Again and again prophets like Amos announce that if more and more wealth ends up in fewer and fewer hands everybody will suffer.”
Bell learned that everything, all kinds of stuff, is connected:
“Business, politics, education, art, science, caring for the earth, looking out for the poor, what you eat, where you go, sex, music, – It’s all spiritual.”
Every belief system has teaching stories, the ones Jesus told are not the only ones. There are, for example, Hindu, Buddhist, Muslim, Native American, Zen, and Australian aboriginal stories that all have something to say about who we are, where we came from, and why we are here. They agree that reality is not split between the material and the spiritual and that we are all connected. They share some common values no matter how separated they are in time or how different their cultures: love of life and each other matter most. It’s the perennial wisdom that honesty and community and generosity are central to who we are and how we are to live. The truth of these stories is not just for Sundays. Everything everyday is spiritual.
Again, Bell’s words,
“This is the revolutionary truth at the heart of the Jesus story. He’s executed for insisting that there are other ways to change the world.
Love.
Solidarity.
Generosity.
Compassion.
Praying for your enemies.
That’s been the power of the teachings of Jesus for two thousand years.

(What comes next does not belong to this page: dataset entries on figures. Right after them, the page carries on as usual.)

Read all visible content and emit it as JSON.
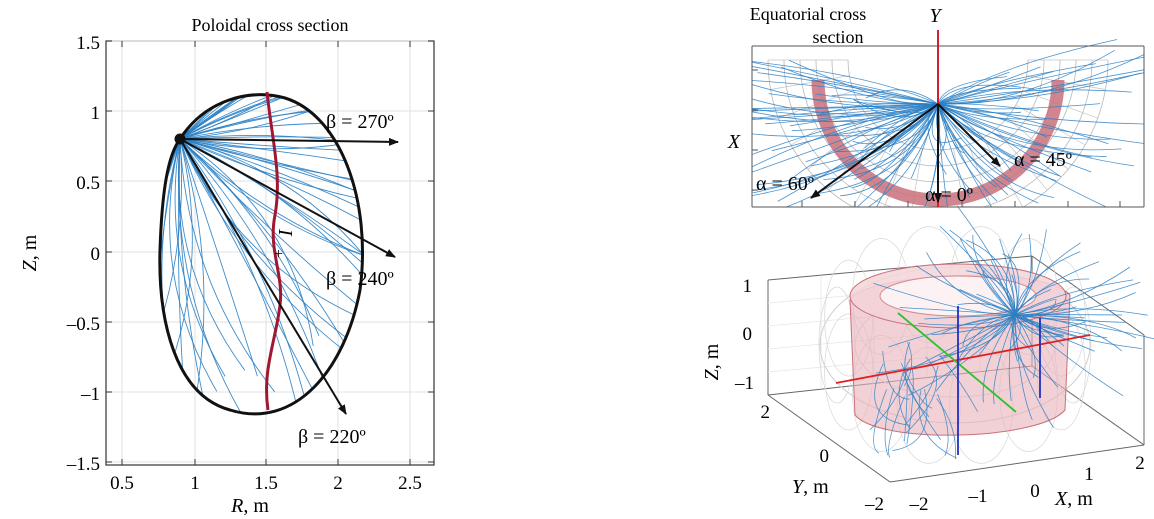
{
  "left_panel": {
    "title": "Poloidal cross section",
    "xlabel_var": "R",
    "xlabel_unit": ", m",
    "ylabel_var": "Z",
    "ylabel_unit": ", m",
    "x_ticks": [
      "0.5",
      "1",
      "1.5",
      "2",
      "2.5"
    ],
    "y_ticks": [
      "1.5",
      "1",
      "0.5",
      "0",
      "–0.5",
      "–1",
      "–1.5"
    ],
    "beta_labels": [
      "β = 270º",
      "β = 240º",
      "β = 220º"
    ],
    "current_label": "I"
  },
  "top_right_panel": {
    "title_line1": "Equatorial cross",
    "title_line2": "section",
    "y_axis_label": "Y",
    "x_axis_label": "X",
    "alpha_labels": [
      "α = 60º",
      "α = 0º",
      "α = 45º"
    ]
  },
  "bottom_right_panel": {
    "z_label_var": "Z",
    "z_label_unit": ", m",
    "y_label_var": "Y",
    "y_label_unit": ", m",
    "x_label_var": "X",
    "x_label_unit": ", m",
    "z_ticks": [
      "1",
      "0",
      "–1"
    ],
    "y_ticks": [
      "2",
      "0",
      "–2"
    ],
    "x_ticks": [
      "–2",
      "–1",
      "0",
      "1",
      "2"
    ]
  },
  "colors": {
    "field_lines": "#2a7fc4",
    "current_line": "#a01830",
    "boundary": "#111111",
    "arrows": "#111111",
    "band": "#c9707a",
    "torus_fill": "#e8b2ba",
    "grid": "#dddddd"
  }
}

He insists that violence can end. We don’t have to live like this.”
I know that there are many, many quotes in this post, but Rob Bell has such deep and wise words to share. (Please read his book.)
Here is a little more of what he has to teach:
“So say yes to the ancient wisdom tradition,
yes to everything is spiritual,
yes to new readings of the Bible,
yes to the Jesus tradition,
yes to the truths found in every tradition everywhere,
yes to science and art and waves and stories,
yes to shows and books and events and plays,
but underneath it all,
what I’m after is the wonder and awe.”
* * * * *
EVERYTHING IS SPIRITUAL: Who We Are and What We’re Doing Here, Rob Bell, St. Martin’s Essentials, an imprint of St. Martin’s Publishing Group, 2020
I so agree that Rob Bell’s work is well worth reading.